De manière générale, les citoyens interrogés pour le sondage s’estiment mal informés sur ce sujet. Pourtant, l’enjeu est de taille : avec le forçage génétique, des firmes du secteur de la biotechnologie peuvent modifier le génome d’être vivants et, surtout, leur permettre de transmettre ces changements à l’ensemble de leur descendance. En outrepassant les lois de la sélection naturelle, elles pourraient ainsi parvenir à modifier ou éradiquer des populations d’animaux, voire des espèces entières, en quelques générations et de manière potentiellement irréversible. Cette nouvelle technique de manipulation du vivant présente des risques identifiés et documentés et de nombreux scientifiques s’inquiètent des risques encore inconnus et imprévisibles de cette nouvelle technologie, liés à l’impossibilité de simuler en laboratoire la complexité infinie des interactions qui régissent la nature. 

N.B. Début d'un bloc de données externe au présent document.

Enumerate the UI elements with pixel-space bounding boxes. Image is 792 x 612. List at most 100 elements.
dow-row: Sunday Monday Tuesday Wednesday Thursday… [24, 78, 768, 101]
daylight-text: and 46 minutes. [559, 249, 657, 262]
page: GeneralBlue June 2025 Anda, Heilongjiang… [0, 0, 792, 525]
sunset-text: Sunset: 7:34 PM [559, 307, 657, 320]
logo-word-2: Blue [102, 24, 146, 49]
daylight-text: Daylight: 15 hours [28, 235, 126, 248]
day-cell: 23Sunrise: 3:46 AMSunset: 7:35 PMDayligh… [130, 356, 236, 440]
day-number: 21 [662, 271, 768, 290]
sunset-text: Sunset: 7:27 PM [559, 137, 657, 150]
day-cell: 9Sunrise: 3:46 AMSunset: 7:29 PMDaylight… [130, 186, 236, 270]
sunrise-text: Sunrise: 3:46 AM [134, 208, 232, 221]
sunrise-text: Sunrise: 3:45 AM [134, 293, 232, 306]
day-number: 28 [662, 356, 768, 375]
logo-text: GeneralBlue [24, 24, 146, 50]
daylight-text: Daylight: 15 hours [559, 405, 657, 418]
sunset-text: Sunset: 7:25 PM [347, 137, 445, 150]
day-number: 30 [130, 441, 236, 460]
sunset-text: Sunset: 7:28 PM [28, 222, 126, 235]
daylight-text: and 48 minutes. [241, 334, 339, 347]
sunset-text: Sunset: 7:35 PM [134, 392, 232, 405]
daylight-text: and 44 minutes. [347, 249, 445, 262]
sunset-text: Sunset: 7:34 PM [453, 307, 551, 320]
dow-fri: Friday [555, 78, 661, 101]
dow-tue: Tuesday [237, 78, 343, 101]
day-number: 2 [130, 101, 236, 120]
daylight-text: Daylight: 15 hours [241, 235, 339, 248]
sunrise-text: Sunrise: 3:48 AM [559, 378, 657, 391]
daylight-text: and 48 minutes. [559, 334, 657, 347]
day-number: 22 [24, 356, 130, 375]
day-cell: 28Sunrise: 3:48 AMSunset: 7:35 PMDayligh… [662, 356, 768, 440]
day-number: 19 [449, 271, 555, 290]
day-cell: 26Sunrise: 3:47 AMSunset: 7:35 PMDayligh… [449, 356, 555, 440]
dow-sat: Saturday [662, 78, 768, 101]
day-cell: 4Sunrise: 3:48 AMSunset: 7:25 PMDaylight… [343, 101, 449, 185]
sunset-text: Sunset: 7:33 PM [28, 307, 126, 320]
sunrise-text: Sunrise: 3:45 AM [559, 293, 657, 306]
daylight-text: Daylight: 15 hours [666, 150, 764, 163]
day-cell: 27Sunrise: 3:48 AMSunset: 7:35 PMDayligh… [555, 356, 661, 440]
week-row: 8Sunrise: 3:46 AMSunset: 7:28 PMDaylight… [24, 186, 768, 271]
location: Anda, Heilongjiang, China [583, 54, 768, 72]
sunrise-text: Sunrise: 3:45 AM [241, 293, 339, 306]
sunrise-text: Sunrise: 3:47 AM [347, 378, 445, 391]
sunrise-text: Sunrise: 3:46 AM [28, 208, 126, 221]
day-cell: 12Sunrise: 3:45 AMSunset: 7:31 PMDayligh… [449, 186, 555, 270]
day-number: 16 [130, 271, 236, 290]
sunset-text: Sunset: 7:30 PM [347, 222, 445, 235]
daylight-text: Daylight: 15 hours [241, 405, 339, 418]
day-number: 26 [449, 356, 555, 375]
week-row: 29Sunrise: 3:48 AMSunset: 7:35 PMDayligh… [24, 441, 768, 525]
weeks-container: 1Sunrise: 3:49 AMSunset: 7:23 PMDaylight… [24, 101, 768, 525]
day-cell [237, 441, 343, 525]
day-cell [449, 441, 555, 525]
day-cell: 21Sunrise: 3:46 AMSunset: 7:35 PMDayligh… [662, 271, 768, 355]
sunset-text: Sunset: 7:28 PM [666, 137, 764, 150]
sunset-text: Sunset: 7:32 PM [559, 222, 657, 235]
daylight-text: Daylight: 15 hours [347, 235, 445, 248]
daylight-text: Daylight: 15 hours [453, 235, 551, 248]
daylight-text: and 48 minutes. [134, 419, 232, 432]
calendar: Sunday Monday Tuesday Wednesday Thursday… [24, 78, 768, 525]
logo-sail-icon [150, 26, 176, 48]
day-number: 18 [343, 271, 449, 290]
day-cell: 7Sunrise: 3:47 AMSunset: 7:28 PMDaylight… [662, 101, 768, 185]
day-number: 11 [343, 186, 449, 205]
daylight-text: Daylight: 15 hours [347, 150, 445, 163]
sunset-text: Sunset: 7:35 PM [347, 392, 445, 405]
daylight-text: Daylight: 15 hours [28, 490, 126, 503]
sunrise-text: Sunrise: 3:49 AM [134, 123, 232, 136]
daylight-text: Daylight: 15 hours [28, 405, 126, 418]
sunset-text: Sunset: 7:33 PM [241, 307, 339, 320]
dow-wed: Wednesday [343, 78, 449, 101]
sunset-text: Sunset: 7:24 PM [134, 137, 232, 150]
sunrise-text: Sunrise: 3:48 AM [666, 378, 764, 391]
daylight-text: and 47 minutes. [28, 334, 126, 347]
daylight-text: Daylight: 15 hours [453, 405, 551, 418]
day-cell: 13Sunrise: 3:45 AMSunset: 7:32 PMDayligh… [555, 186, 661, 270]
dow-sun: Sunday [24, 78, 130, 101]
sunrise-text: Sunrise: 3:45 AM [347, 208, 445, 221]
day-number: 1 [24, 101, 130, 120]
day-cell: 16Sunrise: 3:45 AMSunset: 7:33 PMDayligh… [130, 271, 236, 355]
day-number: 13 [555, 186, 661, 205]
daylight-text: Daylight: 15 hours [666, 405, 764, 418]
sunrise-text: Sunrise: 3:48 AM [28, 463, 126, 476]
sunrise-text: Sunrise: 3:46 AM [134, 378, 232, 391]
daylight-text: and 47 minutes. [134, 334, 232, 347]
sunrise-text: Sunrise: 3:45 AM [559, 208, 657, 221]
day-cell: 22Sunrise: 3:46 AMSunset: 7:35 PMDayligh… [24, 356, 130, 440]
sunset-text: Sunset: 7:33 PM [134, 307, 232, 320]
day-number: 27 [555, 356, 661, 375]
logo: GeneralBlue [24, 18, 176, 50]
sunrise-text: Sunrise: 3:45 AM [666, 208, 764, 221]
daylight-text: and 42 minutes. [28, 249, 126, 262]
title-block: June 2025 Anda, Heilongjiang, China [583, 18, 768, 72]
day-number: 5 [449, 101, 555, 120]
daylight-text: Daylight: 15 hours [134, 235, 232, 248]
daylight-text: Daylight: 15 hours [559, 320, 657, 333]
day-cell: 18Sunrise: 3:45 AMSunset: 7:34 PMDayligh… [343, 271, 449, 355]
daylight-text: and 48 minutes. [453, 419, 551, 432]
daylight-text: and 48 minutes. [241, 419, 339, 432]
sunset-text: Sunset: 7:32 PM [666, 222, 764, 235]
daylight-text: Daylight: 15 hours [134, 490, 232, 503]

Aussi, une grande majorité des personnes interrogées (65 % à 82 %) est favorable au report des premières disséminations d’organismes issus du forçage génétique, jusqu’à ce qu’il soit scientifiquement prouvé que leur déploiement ne causera du tort ni à la biodiversité, ni à la santé humaine, à l’agriculture ou à la paix. Une majorité équivalente (61 % à 85 %) estime qu’un consensus mondial devrait être requis avant toute autorisation de dissémination d’êtres génétiquement forcés dans la nature.

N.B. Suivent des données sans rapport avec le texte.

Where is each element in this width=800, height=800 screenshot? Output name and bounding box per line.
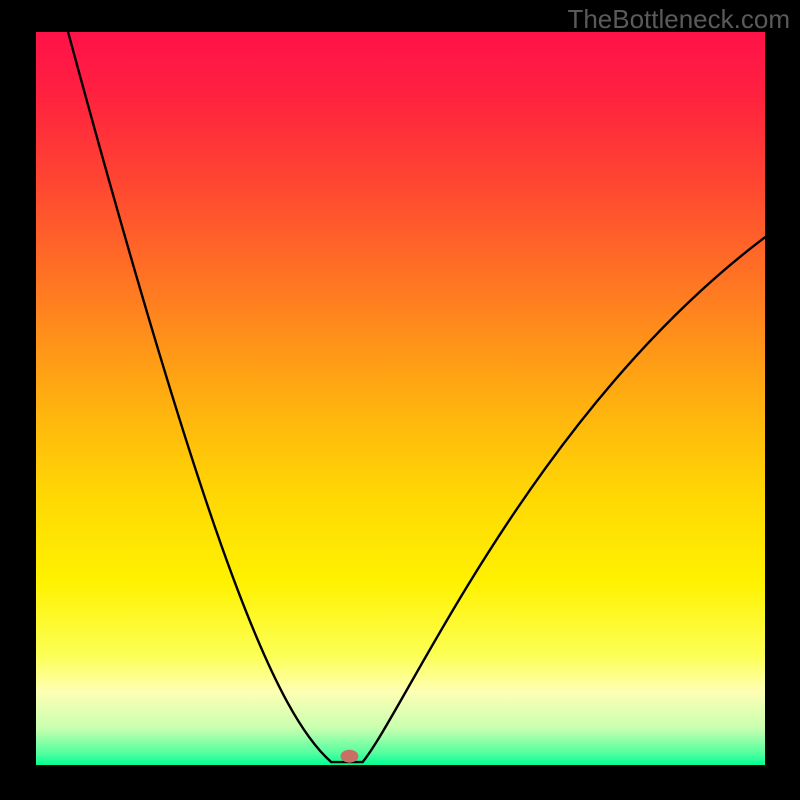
bottleneck-chart xyxy=(36,32,765,765)
watermark-text: TheBottleneck.com xyxy=(567,4,790,35)
chart-container: TheBottleneck.com xyxy=(0,0,800,800)
optimal-point-marker xyxy=(340,750,358,763)
chart-background xyxy=(36,32,765,765)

La nécessité d’un débat public 

A ce jour, aucun débat politique ou citoyen n’a encore eu lieu sur cette question fondamentale pour l’avenir des espèces et de la biodiversité, alors même que les premières disséminations d’insectes issus du forçage génétique sont prévues au Burkina Faso dans les années à venir. Or, les informations sur les dangers et les conséquences d’une telle démarche sont encore trop parcellaires pour que la préservation de la biodiversité et la sécurité de tous soit assurées. 

Afin d’alerter l’opinion publique et de mobiliser les gouvernements sur les dangers qu’implique la nouvelle technologie du forçage génétique, POLLINIS a formé la coalition européenne “Stop Gene Drives” aux côtés d’autres associations européennesWeMove Europe, Save Our Seeds (Allemagne), Skiftet (Suède), France Nature Environnement (FNE) (France), POLLINIS (France), OGM Dangers (France), Bund für Umwelt und Naturschutz (BUND) (Allemagne), Deutscher Naturschutzring (DNR) (Allemagne), Umweltinstitut München (Allemagne), Za Zemiata (Bulgarie).. Cette coalition a lancé une pétition demandant à la Commission européenne d’interdire la dissémination d’êtres génétiquement forcés dans la nature et de travailler à la mise en place d’un moratoire mondial qui sera présenté à la Conférence des parties à la Convention sur la diversité biologique (COP 15) prévue à l’automne 2021 à Kunming, en Chine. Pour l’instant, cette pétition a recueilli plus de 260 000 signatures à travers l’Europe. 

Par ailleurs, POLLINIS défendra le principe de précaution lors du prochain Congrès mondial de la nature organisé par l’UICN en France en septembre 2021, à l’issue duquel ses membres définiront une position commune quant à l’intérêt de ces organismes forcés comme solution pour enrayer le déclin de la biodiversité.